Type 1 Diabetes, is a chronic condition in which the pancreas produces little or no insulin. Insulin is a hormone needed to allow sugar (glucose) to enter cells to produce energy.
Different factors, including genetics and some viruses, may contribute to type 1 Diabetes. Although type 1 Diabetes usually appears during childhood, it can also develop in adults.
In addition, external Stem Cell Research into Diabetes is extremely encouraging and supportive of the Pluripotent Stem Cell method.
As recently as 2019, there has been positive research findings relating to the positive benefit of Stem Cell Research into Diabetes.
Type 2 diabetes is a chronic condition that affects the way your body metabolises sugar (glucose) an important source of fuel for your body.
With type 2 diabetes, your body either resists the effects of insulin — a hormone that regulates the movement of sugar into your cells — or doesn’t produce enough insulin to maintain normal glucose levels.
3 Ways Stem Cells Can Help Diabetes
epair & Regeneration – The primary function of Stem Cell Therapy is to repair and regenerate damaged tissue involving nerves, blood vessels, and even the kidneys and pancreas. Studies have shown improved glucose regulation and even improved kidney function following Stem Cell Therapy for type 2 as well as type 1.
Anti-Inflammatory – Stem Cell Therapy can also provide anti-inflammatory benefits throughout the body.
Inflammation is a direct contributor to all Chronic Illness and directly damages our cardiovascular system. This can lead to diabetes-related heart disease, among many other things.

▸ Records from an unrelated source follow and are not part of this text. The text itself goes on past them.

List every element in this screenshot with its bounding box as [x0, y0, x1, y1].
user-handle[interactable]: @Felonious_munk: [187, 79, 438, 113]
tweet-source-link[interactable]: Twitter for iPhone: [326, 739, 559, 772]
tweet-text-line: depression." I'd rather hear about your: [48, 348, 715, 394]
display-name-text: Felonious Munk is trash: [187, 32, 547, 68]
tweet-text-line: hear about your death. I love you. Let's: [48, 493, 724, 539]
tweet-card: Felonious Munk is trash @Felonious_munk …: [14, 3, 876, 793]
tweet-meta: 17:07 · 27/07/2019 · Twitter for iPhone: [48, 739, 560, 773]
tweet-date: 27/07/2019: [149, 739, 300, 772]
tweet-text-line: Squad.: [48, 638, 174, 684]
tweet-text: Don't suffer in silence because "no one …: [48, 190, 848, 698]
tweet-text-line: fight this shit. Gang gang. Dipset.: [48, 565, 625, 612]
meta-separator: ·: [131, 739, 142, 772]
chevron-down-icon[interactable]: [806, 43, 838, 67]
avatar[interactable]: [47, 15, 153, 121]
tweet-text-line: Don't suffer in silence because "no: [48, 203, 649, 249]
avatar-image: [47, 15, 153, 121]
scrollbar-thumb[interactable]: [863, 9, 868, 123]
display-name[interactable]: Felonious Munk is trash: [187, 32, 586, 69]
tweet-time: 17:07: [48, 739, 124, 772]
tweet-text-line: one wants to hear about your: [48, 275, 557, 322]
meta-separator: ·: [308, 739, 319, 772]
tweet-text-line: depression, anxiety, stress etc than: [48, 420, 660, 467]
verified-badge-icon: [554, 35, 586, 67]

Immune Regulation – Stem Cell Therapy helps regulate the immune system, which in many diabetics can contribute to the inability to control glucose. People who suffer from diabetes are much more susceptible to infections because of its impact on the immune system.
With Stem Cell Therapy, many successful patients require insulin injections less often, maintain better glycemic control, and experience increased energy levels. It is important to keep in mind that each stem cell diabetes patient is unique, so the length and the extent of Stem Cell Therapy for each individual must be determined on a case-by-case basis.